Dois padrões de discursos se destacaram neste mar de opiniões. A turma que resolveu politizar a Copa do Mundo com o típico maniqueísmo e polarização que tomou conta dos debates no país lançou mão daqueles velhos e surrados chavões que sempre retornam de quatro em quatro anos – desde “Enquanto você grita gol, os políticos te roubam” até “A Copa do Mundo desvia a atenção das pessoas para o que é realmente importante no Brasil”, passando pelo manjadíssimo “pão e circo”. Para muitas pessoas que concordam com esta linha de pensamento, quem acompanhava os jogos e torcia pela seleção brasileira era rotulado como “alienado”, “ingênuo” ou “manipulado pela mídia”.

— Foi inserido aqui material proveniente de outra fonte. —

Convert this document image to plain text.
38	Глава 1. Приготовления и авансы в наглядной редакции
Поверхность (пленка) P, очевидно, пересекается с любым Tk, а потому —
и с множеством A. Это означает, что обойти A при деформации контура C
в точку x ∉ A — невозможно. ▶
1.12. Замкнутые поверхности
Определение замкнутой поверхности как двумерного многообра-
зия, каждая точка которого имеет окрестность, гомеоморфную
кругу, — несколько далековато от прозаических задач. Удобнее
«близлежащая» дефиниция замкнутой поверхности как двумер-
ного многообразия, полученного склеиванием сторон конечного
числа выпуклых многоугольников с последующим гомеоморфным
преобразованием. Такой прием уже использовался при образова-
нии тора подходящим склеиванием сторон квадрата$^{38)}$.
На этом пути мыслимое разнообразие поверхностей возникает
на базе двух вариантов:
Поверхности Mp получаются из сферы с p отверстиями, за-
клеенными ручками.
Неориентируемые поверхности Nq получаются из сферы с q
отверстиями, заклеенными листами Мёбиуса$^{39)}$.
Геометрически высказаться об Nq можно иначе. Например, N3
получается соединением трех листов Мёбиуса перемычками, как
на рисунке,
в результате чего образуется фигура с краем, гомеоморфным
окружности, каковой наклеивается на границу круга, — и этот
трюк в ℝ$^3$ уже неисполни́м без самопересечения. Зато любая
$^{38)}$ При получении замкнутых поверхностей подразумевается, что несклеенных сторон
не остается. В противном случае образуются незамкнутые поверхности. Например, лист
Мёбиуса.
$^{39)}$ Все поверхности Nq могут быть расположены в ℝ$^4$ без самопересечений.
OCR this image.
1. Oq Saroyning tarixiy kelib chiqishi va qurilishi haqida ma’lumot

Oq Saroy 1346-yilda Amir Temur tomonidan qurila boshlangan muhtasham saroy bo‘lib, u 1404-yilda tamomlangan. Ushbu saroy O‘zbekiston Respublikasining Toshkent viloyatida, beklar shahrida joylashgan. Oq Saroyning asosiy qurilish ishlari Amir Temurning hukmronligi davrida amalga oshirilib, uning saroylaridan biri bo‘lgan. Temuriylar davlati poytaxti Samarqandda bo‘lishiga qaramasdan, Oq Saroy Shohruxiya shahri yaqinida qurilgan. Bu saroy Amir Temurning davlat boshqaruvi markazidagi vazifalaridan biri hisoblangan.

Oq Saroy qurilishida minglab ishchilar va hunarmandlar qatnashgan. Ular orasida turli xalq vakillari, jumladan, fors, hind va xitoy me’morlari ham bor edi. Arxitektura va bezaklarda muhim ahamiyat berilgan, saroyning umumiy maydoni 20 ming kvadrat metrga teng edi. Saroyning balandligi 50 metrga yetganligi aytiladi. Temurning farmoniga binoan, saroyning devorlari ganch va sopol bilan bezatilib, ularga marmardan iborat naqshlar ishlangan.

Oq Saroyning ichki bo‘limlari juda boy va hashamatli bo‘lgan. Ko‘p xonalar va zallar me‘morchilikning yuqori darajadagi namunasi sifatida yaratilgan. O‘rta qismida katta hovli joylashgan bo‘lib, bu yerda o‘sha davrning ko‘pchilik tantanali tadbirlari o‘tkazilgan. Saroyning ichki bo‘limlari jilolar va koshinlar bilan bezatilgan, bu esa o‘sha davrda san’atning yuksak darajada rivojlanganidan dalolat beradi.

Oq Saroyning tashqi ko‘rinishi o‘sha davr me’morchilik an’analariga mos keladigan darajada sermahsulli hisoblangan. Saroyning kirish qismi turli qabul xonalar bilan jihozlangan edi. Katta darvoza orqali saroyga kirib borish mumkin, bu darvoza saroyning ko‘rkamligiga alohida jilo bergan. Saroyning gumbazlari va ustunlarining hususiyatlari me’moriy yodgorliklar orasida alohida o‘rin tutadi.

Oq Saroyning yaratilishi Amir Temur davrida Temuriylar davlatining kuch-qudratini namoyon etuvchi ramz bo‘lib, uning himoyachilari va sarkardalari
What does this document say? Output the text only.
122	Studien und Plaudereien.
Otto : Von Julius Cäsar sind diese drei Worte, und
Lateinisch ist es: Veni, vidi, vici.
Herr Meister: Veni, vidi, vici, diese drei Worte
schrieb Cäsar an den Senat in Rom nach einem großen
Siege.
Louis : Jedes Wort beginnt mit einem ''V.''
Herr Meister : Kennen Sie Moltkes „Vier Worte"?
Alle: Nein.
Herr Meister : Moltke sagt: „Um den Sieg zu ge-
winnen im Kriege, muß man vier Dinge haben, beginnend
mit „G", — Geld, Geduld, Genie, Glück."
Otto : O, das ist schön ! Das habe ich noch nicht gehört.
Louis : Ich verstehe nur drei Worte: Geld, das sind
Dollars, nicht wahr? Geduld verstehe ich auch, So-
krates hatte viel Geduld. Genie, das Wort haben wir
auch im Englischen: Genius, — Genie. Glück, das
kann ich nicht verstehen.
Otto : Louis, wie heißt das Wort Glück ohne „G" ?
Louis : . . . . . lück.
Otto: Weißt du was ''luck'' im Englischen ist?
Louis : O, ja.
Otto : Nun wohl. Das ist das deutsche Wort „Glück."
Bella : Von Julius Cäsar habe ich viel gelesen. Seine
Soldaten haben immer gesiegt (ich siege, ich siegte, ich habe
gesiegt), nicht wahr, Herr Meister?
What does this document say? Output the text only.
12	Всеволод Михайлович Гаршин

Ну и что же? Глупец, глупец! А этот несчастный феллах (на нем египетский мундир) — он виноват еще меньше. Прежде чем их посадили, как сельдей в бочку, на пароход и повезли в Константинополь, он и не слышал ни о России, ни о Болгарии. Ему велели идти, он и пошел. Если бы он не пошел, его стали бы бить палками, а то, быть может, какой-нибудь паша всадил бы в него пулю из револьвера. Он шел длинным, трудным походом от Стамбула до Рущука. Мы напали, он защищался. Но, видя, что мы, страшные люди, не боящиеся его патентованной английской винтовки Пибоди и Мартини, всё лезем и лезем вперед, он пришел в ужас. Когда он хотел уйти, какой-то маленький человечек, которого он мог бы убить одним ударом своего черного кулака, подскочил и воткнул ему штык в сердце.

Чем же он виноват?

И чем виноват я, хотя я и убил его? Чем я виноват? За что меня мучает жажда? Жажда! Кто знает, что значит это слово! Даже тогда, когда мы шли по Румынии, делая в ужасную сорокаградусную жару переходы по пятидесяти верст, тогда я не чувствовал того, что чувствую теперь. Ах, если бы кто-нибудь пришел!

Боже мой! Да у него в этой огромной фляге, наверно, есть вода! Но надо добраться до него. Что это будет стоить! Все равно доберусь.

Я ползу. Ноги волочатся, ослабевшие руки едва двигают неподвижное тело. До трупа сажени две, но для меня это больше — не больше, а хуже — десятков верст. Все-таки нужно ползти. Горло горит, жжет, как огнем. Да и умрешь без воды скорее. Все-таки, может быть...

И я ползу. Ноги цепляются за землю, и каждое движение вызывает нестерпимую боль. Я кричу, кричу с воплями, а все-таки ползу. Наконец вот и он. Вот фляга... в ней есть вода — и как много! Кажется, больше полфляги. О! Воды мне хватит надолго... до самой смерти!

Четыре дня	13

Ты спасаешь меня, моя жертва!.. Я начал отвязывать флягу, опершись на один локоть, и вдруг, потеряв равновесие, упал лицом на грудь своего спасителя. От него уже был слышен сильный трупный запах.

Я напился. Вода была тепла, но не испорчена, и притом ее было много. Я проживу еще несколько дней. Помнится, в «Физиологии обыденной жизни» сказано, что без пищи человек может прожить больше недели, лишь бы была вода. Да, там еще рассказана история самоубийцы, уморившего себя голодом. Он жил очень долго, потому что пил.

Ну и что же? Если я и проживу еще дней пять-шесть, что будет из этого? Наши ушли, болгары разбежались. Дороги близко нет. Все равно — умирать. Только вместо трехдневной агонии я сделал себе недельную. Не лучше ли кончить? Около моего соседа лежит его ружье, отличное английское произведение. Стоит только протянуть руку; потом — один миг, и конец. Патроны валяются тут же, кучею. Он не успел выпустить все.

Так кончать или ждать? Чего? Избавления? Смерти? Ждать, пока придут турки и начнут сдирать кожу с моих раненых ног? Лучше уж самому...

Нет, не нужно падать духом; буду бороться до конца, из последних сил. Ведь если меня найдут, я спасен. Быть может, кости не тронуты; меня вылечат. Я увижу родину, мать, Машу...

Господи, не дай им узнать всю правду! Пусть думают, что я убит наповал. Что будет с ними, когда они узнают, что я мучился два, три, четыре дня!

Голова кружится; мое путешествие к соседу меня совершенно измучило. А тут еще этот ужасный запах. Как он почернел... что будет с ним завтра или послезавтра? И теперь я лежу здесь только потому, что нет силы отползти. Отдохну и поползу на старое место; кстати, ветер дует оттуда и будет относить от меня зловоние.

Copa do Mundo acontece a cada quatro anos e dura somente um mês. Da mesma forma que o sujeito apelidado de "chato do IDH" (Índice de Desenvolvimento Humano) aparecendo de quatro em quatro anos para lembrar sobre o quanto nossos demonstrativos em Educação, Saúde, Segurança, etc. estão distantes dos índices de países mais desenvolvidos, surge também o termo “alienado”, cuja origem é do latim alienarus (alienus) e que pode ser entendido como “estar alheio”. Quem é o alienado, afinal? O sujeito que torce a cada quatro anos pela seleção na Copa do mundo, que brinca no carnaval uma vez ao ano e acompanha a telenovela após um dia de trabalho ou o sujeito que não assume a responsabilidade por suas escolhas preferindo reproduzir discursos superficiais e abrindo mão da autonomia inclusive de pensamento?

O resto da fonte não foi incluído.